With this article I would like to help you to run locally under Ubuntu 22.04 Llama 2 in the 70B version on a NVIDIA A6000. Of course this is not easy because the classic Llama 2 70B model needs a GPU memory of about 280GB in the Float32 bit version. But if you quantize the model to INT4 bit then it fits into the memory of the NVIDIA A6000 with its 48GB GPU Ram. The model then occupies about 40GB of ram and runs at a decent speed.

I followed the video tutorial by James Briggs on YouTube which explains very well how to get the model running. However, this tutorial lacks the setup of the environment under Ubuntu where everything is set up. This is where I had my minor challenges until everything was up and running. Therefore my tutorial starts with setting up the runtime environment. After that everything works without problems.
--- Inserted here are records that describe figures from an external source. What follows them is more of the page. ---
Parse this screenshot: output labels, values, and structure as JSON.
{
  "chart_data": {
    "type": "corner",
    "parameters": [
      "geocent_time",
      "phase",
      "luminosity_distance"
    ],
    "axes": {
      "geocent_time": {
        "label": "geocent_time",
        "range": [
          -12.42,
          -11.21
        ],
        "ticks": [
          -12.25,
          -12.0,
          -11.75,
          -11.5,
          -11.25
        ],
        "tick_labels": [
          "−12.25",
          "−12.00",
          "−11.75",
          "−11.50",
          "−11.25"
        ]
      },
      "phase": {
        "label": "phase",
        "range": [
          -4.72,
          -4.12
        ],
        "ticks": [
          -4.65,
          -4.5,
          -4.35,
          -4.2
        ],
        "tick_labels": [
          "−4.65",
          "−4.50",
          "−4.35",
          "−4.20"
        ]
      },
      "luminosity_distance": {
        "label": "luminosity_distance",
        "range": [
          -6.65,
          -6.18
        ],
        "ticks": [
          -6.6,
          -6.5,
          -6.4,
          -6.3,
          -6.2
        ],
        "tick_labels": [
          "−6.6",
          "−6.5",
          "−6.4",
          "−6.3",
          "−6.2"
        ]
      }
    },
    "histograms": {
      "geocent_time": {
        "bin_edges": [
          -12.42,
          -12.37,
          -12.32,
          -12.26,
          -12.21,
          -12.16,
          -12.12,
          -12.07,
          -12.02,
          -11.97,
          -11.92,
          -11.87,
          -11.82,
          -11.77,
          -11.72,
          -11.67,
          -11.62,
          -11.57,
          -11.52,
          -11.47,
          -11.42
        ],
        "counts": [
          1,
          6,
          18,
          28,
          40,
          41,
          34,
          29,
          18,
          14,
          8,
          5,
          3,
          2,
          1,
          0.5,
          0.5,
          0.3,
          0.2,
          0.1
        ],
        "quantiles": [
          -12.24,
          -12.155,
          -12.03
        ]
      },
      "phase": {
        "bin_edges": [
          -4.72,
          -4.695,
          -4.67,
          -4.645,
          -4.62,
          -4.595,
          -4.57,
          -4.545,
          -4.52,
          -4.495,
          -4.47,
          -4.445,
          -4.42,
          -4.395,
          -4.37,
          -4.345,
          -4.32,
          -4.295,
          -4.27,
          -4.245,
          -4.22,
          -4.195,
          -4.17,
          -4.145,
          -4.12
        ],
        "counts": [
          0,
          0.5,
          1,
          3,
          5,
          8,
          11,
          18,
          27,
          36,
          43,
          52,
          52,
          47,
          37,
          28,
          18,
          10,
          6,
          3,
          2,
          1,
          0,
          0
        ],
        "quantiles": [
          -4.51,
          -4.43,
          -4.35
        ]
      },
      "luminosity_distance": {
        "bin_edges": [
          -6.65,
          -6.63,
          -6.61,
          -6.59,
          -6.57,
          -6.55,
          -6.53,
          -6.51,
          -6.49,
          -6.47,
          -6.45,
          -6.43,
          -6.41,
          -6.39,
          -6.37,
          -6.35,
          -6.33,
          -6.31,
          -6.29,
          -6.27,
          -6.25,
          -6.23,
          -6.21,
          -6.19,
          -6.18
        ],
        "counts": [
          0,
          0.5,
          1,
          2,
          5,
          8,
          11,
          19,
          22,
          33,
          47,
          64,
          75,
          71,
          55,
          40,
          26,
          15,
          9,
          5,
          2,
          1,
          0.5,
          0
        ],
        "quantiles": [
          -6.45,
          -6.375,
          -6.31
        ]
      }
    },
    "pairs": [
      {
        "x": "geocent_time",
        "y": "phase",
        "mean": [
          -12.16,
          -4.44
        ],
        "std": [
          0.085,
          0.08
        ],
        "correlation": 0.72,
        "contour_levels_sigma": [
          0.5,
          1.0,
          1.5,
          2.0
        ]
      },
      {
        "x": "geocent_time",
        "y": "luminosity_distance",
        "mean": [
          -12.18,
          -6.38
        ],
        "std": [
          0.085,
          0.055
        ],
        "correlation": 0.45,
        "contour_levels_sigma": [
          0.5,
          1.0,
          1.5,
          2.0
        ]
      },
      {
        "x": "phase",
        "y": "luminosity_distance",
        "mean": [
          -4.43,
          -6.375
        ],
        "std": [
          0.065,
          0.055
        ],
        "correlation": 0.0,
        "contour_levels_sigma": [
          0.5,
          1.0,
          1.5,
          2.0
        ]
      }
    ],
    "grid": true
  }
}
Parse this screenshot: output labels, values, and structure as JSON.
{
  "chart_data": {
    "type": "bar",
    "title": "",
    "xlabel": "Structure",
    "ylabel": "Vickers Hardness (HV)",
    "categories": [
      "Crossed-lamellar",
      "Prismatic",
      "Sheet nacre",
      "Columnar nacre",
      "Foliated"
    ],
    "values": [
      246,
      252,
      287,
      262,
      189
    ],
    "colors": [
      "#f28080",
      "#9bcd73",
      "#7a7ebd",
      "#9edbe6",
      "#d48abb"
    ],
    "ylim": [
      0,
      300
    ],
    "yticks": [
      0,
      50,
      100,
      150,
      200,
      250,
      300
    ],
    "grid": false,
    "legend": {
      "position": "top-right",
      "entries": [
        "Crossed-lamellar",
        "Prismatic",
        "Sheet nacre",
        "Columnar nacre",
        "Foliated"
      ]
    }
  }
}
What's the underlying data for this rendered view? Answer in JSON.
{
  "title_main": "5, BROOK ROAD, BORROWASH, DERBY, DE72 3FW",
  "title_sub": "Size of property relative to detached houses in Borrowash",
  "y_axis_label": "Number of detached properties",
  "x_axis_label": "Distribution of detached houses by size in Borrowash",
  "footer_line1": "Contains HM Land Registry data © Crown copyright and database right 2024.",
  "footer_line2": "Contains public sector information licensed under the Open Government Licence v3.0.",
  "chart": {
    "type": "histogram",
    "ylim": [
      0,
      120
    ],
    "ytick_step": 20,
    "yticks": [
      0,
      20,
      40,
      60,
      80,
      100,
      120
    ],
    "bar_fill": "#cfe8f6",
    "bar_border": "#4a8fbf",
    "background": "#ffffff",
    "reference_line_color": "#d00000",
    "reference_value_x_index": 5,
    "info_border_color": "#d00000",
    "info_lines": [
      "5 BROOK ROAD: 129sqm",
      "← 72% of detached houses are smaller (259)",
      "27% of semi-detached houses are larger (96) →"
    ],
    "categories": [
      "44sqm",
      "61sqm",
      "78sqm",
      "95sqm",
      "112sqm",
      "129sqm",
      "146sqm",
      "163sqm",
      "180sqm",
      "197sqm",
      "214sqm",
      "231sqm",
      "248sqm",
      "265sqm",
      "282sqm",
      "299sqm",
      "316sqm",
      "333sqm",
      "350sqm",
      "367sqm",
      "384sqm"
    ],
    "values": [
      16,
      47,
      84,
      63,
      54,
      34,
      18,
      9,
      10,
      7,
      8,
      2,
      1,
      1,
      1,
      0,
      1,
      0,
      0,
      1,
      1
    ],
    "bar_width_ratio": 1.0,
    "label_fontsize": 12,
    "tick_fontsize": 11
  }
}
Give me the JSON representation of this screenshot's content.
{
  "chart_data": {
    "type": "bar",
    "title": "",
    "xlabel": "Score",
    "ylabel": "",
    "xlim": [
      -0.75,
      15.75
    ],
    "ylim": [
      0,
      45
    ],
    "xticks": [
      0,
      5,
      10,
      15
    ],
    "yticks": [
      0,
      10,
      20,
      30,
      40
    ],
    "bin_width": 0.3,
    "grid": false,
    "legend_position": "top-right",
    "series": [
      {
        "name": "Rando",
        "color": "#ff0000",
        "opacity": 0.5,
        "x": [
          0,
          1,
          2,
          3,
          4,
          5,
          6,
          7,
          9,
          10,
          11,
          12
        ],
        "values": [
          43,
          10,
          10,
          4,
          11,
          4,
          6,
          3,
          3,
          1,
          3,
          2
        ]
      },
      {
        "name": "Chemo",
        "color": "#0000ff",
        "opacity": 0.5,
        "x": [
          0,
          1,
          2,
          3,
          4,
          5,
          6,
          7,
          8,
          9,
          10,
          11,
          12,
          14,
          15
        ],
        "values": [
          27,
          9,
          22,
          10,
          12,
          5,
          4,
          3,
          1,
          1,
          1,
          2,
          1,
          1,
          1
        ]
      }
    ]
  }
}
Here is the link to the YouTube video of James Briggs: Llama 2 in LangChain — FIRST Open Source Conversational Agent!

Hardware Note: In order to set up the Llama 2 70B model on your computer as described in this guide, you will need approximately 200GB of free memory and a video card with 48GB of video RAM / GPU RAM.

Set up runtime environment:

First I created a conda environment with the name Llama_2_70B and Python 3.10.9. In this environment I had the problem that I got error messages concerning CUDA again and again. So I installed CUDA in the active conda environment Llama_2_70B.

Command: conda create -n Llama_2_70B python=3.10.9

Command: conda activate Llama_2_70B

CUDA installation:

When installing CUDA, I followed the instructions linked below and simply copy & pasted the commands one by one.

Link: CUDA Installation-Guide

Subsequently, after the CUDA was installed I still had to install click. A reboot I had now still executed after the CUDA installation my computer had prompted me to do so.

Command: conda install -c conda-forge click

Then after my computer was booted again and I was logged into the active conda environment Llama_2_70B in the terminal window I installed Jupyter in. Jupyter is needed to run the Jypyter notebook that James Briggs has put online.

Command: pip install jupyter

Here is the link to the Jupyter notebook you need.

Jupyter Notebook: llama-2-70b-chat-agent.ipynb

Now everything is set up and Jupyter can be started with the following command. Before you execute the command, change to the folder where you have placed the notebook before. Then you will see it immediately and can execute it.

Command: jupyter notebook

Remember that when you run the Jupyter Notebook you will need a Hugging Face token to download the Llama 2 model. This is only possible if you have accepted the license agreement from META and used the same email address for the registration at META that you also use at Hugging Face. Then you can download the Llama 2 70B model.

For me the download of the model in the notebook looked like shown in the following picture.

Downloading llama 2 hugging face

Downloading llama 2 hugging face

If you now search for the location of the downloaded Llama 2 model then you will find the model in the folder .cache in your home directory under the following path.

Path: ~/.cache/huggingface/hub/models--meta-llama--Llama-2-70b-chat-hf/blobs

Hugging Face HUB cache folder

Hugging Face HUB cache folder

Note: If you restart the virtual Conda environment or the computer and run the notebook again, the Llama 2 model will not be downloaded again. Because it is already in the .cache folder on your computer and is loaded from there back into the memory of the GPU.

From now on, it’s best to follow James Briggs’ video, which you can access via the following link: Llama 2 in LangChain — FIRST Open Source Conversational Agent!

Video – Llama 2 70B lokal

Here is the small video of me showing my computer and the slightly customized notebook. In the video you can see the performance of the model on my computer. I show the start time and the end time as well as the runtime the model needed to generate the answer.

Llama 2 70B Model local runtime

Llama 2 70B Model local runtime

Summary

I am thrilled with how well everything worked and how easy everything was after I configured the runtime environment correctly. It took me most of the time to set up the runtime environment. Because I had a somewhat lengthy error message which was only eliminated when I had installed the appropriate CUDA version in the Conda environment. After everything was set up I had fun with LangChain, Hugging Face and the Llama 2 70B model. It is really impressive how well everything works and especially how easy it is. It’s also nice that I don’t have to download the Llama 2 model again after a reboot. So it only takes a few minutes until everything is loaded into the GPU’s memory.